Her parents and her sons watched her walk across the stage and relief fell over the family. It was over. She had more time for her boys and more opportunity.
“I look back now and think, Oh my Lord, how did I ever do that?” she says. Her advice to others plotting their own reinvention stories? “Be brave. You have to be willing to take that first step to let go of what you have to find out if what you could be going to is better. You don’t know what’s on the other side of that door.”
One Final Role
On the other side of 50 years old was a rich and meaningful career for Roz. She went on to become a psychologist for the Delaware State Police, a role she held for 16 years.
At one point, she earned $100 per hour. Helicopters sometimes picked her up in the lot across the street from her home so she could be an expert witness in family court cases around the country, followed by criminal court. She evaluated people in prisons, in courts, and at home. She also often testified on behalf of children in custody cases.
Helping people through court work became her passion. She reveled in the sense of responsibility, opportunity to grapple with complexity, and the chance to help juries and judges make the best decision for children.
Throughout her career, she also worked one-on-one with people to help them build confidence. If her patients weren’t living a life they were happy with, she would go back to the “whys” that fascinated her all those years ago at the psychiatric hospital.
“The first thing I ever did with a patient was to ask them ‘What do you want to accomplish here?’” she says. “I turned it over to them immediately—what needs to change in your life that I can help with?’” Roz still gets calls from her former patients asking for help and guidance.
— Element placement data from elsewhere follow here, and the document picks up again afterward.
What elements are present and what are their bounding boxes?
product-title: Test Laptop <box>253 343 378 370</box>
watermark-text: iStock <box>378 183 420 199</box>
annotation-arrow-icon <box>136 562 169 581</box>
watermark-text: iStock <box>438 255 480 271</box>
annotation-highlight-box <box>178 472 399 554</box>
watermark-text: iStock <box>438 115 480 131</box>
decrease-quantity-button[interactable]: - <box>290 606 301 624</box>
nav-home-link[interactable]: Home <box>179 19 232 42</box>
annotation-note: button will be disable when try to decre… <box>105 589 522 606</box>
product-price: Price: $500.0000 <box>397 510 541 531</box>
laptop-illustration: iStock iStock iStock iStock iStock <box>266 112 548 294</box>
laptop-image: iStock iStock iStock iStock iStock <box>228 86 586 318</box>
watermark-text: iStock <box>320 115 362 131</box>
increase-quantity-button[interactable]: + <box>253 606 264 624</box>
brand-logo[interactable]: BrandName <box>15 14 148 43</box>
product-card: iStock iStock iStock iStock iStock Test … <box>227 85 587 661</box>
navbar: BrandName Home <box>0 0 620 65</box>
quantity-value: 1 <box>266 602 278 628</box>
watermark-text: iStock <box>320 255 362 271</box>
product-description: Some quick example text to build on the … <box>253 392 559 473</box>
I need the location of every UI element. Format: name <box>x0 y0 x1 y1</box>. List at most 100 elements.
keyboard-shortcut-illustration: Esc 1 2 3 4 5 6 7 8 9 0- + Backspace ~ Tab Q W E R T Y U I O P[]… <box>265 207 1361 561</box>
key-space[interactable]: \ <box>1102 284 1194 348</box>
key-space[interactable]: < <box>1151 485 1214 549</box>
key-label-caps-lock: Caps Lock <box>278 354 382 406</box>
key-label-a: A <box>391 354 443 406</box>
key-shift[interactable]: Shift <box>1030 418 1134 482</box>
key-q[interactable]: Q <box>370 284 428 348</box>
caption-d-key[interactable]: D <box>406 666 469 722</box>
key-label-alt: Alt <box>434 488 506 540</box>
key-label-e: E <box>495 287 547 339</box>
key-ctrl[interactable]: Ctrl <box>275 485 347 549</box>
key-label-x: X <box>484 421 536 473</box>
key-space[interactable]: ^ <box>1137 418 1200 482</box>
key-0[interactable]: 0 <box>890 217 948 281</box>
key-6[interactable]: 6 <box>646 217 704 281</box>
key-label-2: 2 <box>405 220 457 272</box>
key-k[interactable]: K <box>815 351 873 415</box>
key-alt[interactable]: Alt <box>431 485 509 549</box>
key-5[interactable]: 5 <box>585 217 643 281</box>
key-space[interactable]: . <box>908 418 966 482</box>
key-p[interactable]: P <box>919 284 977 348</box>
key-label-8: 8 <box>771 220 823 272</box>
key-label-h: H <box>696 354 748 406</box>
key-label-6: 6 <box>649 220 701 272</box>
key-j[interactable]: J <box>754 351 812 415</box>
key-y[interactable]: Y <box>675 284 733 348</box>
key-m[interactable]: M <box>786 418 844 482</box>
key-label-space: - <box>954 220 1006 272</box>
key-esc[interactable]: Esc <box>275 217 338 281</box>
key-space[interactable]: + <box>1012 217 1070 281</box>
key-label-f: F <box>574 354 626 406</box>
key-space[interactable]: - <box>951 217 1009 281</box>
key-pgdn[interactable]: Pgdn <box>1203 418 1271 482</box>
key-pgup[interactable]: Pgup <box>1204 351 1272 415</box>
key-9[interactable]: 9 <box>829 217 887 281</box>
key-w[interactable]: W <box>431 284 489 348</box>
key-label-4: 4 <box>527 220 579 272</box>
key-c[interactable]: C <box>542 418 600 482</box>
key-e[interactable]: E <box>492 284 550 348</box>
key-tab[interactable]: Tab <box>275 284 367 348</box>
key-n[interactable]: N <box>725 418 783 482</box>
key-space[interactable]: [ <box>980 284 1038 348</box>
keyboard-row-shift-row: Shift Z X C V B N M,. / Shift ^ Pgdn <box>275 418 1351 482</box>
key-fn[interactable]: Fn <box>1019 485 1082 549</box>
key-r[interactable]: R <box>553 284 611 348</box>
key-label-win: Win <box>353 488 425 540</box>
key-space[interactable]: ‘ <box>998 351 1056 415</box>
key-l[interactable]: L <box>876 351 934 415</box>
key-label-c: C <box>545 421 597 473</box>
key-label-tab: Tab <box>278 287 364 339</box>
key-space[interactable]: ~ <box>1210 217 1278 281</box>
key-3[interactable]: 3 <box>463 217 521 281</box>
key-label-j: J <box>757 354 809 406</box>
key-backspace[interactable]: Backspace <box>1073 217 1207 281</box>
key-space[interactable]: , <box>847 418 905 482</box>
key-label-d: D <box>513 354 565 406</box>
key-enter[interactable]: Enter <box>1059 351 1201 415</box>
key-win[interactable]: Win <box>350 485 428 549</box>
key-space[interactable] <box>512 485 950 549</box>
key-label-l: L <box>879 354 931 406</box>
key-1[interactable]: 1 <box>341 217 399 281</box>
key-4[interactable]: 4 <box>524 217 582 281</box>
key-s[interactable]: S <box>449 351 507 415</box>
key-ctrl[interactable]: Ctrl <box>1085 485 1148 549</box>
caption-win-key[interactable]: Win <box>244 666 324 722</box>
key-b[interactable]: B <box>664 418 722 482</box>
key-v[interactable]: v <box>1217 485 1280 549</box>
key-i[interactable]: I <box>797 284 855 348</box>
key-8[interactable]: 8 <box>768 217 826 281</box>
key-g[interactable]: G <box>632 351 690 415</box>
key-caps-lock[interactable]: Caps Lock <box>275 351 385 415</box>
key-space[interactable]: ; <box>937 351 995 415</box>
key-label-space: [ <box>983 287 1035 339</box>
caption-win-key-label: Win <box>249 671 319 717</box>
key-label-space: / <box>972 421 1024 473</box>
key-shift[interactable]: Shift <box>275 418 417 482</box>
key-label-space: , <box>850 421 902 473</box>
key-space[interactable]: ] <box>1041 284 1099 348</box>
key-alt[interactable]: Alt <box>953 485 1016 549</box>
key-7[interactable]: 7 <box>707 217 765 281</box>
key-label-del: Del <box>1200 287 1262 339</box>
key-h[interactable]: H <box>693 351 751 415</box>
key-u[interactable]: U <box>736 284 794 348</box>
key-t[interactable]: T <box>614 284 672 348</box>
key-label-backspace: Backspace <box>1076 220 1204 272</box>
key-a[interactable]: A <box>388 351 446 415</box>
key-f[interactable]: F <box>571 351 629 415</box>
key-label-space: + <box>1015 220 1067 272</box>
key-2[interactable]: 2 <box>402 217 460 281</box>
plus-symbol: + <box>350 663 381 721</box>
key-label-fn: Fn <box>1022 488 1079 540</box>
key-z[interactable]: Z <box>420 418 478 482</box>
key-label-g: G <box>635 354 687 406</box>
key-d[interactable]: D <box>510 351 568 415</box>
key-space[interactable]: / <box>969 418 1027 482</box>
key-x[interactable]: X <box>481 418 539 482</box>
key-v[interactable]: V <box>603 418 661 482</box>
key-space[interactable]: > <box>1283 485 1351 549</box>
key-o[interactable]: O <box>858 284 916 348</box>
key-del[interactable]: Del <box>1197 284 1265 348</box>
Now 90, Roz is still the caretaker for her son Jeff, who is 62. They reside in Canandaigua, New York, a half hour from her son Paul and her two college-aged grandchildren.
She spends her days cheering on the Mets, quilting, doing jigsaw puzzles, and spoiling her dogs, Abby and Willow. Most importantly, she’s still living in the moment.
“You wonder if you’re going to be alive the next day,” she says. “Every day is an adventure. It was then, too, and it was very scary. But I learned how to structure my thinking to say I must think of right now.”